What problems did the RCCA address? Where to start: One of the biggest issues is that the old code fails to identify the elements of countless offenses. These omissions force the D.C. Court of Appeals to fill in the blanks, creating ongoing uncertainty about what the law requires. Some offenses are, on the page, incredibly broad; a kidnapping statute that carries a 30-year maximum sentence, for instance, could encompass giving someone an unforeseen hug. Others are vague, like simple assault—a commonly charged offense whose elements are not defined in the current code. This confusion makes it more difficult to combat crime: Prosecutors are less likely to bring charges when they aren’t sure what they’ll need to prove to secure a conviction. The RCCA ensures that each offense is defined so that courts, prosecutors, and defendants know what is (and what isn’t) criminal conduct.

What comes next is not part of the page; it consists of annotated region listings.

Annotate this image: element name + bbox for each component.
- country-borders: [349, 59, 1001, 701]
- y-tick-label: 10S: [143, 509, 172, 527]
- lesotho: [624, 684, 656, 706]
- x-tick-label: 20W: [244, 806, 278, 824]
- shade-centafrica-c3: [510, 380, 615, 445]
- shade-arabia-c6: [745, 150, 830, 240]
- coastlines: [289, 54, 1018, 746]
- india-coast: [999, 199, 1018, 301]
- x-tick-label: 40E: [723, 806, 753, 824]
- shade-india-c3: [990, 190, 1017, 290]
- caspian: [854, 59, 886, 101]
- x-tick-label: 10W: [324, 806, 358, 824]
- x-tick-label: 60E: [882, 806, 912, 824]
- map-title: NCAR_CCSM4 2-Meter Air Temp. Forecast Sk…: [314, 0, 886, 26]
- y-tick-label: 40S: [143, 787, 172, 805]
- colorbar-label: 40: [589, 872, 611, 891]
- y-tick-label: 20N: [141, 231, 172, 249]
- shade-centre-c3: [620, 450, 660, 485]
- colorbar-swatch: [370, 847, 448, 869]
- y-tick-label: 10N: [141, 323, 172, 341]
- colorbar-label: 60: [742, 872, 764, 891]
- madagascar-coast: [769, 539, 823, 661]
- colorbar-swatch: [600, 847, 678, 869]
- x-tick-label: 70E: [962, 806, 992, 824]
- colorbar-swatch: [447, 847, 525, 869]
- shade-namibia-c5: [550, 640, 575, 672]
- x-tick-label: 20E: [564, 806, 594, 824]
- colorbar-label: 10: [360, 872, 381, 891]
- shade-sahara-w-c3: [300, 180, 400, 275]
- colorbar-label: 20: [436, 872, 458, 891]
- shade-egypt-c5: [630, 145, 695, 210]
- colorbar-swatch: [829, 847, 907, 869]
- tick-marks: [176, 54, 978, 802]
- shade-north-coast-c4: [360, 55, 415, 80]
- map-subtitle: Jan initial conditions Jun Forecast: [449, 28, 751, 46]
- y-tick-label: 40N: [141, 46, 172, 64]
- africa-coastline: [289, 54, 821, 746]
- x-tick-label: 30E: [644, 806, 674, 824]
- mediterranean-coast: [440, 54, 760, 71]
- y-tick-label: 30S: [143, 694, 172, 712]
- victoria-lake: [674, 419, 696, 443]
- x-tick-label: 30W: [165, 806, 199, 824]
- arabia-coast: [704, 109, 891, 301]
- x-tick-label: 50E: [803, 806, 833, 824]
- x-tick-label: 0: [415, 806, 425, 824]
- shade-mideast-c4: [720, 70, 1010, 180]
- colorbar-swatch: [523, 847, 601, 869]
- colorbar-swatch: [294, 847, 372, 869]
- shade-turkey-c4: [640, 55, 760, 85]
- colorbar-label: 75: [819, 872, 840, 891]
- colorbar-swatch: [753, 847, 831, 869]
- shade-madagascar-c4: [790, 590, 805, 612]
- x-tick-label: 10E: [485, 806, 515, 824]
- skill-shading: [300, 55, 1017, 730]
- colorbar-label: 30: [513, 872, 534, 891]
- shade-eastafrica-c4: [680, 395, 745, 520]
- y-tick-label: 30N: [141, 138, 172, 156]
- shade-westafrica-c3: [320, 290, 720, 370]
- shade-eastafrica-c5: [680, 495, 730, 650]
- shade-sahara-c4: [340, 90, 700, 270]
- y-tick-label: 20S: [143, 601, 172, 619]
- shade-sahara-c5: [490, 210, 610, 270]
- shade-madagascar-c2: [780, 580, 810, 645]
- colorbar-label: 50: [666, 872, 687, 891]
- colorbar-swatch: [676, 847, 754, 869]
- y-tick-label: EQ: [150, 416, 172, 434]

Vague crimes also lead to inconsistent and arbitrary sentences. Consider the example of robbery. In the current code, there’s a single robbery statute with a maximum penalty of 15 years. It covers everything from nonviolent pickpocketing to beating someone up so badly that they’re hospitalized. Even snatching a pizza from a delivery driver and refusing to pay qualifies as robbery under the current code. And the penalty for the offense doesn’t change if the offender was armed (though other gun offenses may apply). The RCCA, by contrast, divides the crime into armed robbery and unarmed robbery, then breaks each category into first-degree, second-degree, and third-degree offenses.
Third-degree unarmed robbery covers conduct that involves verbal threats or minor injuries like a bruise; the maximum sentence is two years. Second-degree unarmed robbery covers more serious injuries like a broken arm; the maximum sentence is four years. First-degree unarmed robbery covers life-threatening injuries; the maximum sentence is 14 years. These sentences are much higher if the person has a weapon, imposing a maximum penalty of 20 years on top of the sentence for additional weapons offenses.
This nuance is not reflected in the discourse. A critic of the RCCA could claim that the maximum sentence for robbery has dropped. In a misleading sense, that’s true: A pickpocket who would’ve faced a max of 15 years now faces a max of two. But in reality, the RCCA has brought the penalty in proportion to the severity of the crime by creating gradations. It reserves longer sentences for people who commit worse crimes. First-degree armed robbery is punishable by 20 years in prison, a sentence Fox News recently characterized as “a slap on the wrist.” That person is also subject to punishment under a separate chapter that covers weapons offenses. A thief who grabs a woman’s wrist then runs away with her purse deserves to be punished. They do not deserve the same punishment as a thief who beats that woman half to death.